La Châtelaine, indignée par les agissements du chenapan dans son poulailler, ne peut laisser passer une telle impertinence sans réaction. Elle prend donc la décision de s'entretenir avec le général, consciente de l'importance de mettre fin à cette situation. Avec un ton noble et assuré, elle expose l'affaire et rappelle avec audace que la courtoisie requiert de demander la permission avant de se servir en œufs. Elle fait preuve d'un courage exemplaire, elle ose affronter l'ennemi et lui donne en même temps une leçon de morale.
Le général interroge la propriétaire, soulevant d'une voix forte et autoritaire la question qui lui brûle les lèvres :
— Qui, parmi mes soldats, se cache derrière ce vol ?
La dame, tétanisée, indique en regardant par la fenêtre l'auteur de ce méfait. Elle imagine déjà le soldat condamné à éplucher des montagnes de patates, ou pire encore, astreint à laver les latrines pour expier son crime.
Quelques jours s'écoulent et le général convoque la châtelaine. Il lui confie avec gravité qu'il était dans l'incapacité de divulguer le comportement du soldat en question.
La raison d'État primait et il se devait de préserver un silence aussi pesant que la nuit en temps de guerre. Il préparait une contre-offensive. Néanmoins, le dilemme avec ledit soldat est réglé d'une façon qui ne manque pas d'éclat.

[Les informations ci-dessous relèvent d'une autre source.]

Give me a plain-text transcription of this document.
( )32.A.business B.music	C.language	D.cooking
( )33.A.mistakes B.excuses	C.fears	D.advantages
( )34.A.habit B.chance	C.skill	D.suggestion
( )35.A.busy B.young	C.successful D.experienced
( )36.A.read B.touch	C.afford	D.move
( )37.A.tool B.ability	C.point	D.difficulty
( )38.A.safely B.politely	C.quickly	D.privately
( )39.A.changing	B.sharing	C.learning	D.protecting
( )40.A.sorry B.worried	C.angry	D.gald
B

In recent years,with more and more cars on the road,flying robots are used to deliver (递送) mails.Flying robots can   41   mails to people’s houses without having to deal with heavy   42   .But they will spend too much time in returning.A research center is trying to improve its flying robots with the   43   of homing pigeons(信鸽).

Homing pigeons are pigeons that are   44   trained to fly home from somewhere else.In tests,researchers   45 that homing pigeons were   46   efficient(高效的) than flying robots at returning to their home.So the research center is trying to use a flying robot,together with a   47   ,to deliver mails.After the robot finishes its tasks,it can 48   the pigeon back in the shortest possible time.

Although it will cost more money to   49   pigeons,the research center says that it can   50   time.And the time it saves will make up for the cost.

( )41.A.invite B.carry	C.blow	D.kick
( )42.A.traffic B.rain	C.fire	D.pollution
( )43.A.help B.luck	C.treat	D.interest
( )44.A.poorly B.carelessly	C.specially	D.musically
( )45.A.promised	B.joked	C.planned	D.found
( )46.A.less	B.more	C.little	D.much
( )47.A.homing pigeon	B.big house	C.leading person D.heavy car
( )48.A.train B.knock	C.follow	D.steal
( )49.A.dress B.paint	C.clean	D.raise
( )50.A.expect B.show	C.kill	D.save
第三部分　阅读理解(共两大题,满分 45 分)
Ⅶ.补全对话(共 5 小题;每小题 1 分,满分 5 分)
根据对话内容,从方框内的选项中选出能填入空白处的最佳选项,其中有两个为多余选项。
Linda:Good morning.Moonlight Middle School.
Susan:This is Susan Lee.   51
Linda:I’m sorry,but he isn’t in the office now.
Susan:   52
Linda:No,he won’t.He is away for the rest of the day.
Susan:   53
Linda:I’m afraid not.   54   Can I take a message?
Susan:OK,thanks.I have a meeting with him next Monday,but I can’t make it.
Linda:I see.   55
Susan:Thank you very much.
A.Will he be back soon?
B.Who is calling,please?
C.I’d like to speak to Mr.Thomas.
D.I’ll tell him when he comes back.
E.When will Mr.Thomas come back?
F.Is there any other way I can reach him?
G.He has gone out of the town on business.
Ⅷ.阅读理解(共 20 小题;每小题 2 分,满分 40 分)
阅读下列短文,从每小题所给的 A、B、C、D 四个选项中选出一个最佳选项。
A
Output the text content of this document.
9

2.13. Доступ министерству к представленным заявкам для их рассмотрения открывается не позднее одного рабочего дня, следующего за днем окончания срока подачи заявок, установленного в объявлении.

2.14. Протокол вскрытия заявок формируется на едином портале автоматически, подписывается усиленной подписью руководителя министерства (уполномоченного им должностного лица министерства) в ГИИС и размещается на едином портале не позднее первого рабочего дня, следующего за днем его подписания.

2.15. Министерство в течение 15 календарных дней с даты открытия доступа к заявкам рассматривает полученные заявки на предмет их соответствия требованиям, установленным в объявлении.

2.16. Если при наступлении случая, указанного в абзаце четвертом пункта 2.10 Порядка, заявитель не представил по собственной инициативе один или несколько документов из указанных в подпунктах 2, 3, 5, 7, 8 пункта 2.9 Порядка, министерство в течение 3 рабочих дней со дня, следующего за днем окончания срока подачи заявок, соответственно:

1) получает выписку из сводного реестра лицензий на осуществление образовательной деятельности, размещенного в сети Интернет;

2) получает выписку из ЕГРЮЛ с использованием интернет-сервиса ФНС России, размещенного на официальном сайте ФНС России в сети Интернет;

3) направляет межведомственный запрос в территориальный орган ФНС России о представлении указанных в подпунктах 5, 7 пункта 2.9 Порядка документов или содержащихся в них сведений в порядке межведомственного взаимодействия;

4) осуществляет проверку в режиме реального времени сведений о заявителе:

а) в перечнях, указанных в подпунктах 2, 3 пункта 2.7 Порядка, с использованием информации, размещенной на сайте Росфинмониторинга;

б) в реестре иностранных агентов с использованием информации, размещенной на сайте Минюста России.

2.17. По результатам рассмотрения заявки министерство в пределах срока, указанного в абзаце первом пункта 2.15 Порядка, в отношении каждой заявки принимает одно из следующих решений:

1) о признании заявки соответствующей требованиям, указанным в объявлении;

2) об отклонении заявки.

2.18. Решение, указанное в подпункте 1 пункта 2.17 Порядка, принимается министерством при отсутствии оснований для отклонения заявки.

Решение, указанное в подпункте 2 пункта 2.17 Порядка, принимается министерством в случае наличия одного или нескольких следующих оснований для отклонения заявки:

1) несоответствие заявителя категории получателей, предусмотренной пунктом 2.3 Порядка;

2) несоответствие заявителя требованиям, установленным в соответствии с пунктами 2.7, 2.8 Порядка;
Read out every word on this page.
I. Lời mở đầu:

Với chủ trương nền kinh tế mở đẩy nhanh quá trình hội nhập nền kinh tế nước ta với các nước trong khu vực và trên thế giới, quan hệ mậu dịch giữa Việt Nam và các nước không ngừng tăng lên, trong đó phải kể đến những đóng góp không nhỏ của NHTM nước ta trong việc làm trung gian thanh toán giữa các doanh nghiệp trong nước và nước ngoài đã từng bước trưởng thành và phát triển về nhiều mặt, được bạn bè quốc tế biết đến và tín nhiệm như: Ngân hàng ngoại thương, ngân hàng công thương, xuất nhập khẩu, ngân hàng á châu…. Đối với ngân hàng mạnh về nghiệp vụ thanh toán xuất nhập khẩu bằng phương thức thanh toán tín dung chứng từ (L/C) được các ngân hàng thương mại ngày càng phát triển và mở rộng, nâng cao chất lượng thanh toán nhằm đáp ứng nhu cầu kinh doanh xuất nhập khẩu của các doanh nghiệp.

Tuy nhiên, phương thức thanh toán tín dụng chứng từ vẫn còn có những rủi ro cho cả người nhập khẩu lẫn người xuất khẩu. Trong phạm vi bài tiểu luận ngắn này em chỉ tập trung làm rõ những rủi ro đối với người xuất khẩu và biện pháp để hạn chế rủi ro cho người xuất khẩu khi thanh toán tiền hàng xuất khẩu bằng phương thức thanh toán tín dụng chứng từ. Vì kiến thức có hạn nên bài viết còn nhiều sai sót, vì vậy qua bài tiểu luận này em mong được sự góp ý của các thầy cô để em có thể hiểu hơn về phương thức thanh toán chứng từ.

En effet, il a placé ce malandrin en première ligne, le général sait pertinemment qu'il ne survivra pas à l'offensive qui se profile.
Aucune chance de s'en sortir vivant, il sera tué dès le début de l'assaut.
Satisfait du verdict, le général demande à la Châtelaine s'il a répondu à ses attentes.
Celle-ci le regarde avec mépris, lui fait un signe de tête de désarroi et tourne les talons.
Une fois dans ses quartiers, elle raconte la terrible histoire à ses filles.
Celle qui a regrettablement dénoncé le coupable culpabilise en disant à sa mère :
— J'ai 15 ans et j'ai tué un soldat allemand.
Voilà le triste destin de l'inhumanité qui règne de tout temps.
Pour quelques œufs volés…
Le grand auteur Victor Hugo dans une fiction intitulée "Les misérables" n'a-t-il pas relaté des faits existants en condamnant Jean Valjean à cinq ans de bagne pour le vol d'un pain en 1796 en pleine disette.
Dans notre beau village, Pierre Michel Monnet, le géant de Fretin, n'a-t-il pas été condamné à mort en 1789 pour avoir incité des paysans à couper de l'avoine sauvage sur les terres du seigneur d'Ennevelin là aussi en pleine disette ?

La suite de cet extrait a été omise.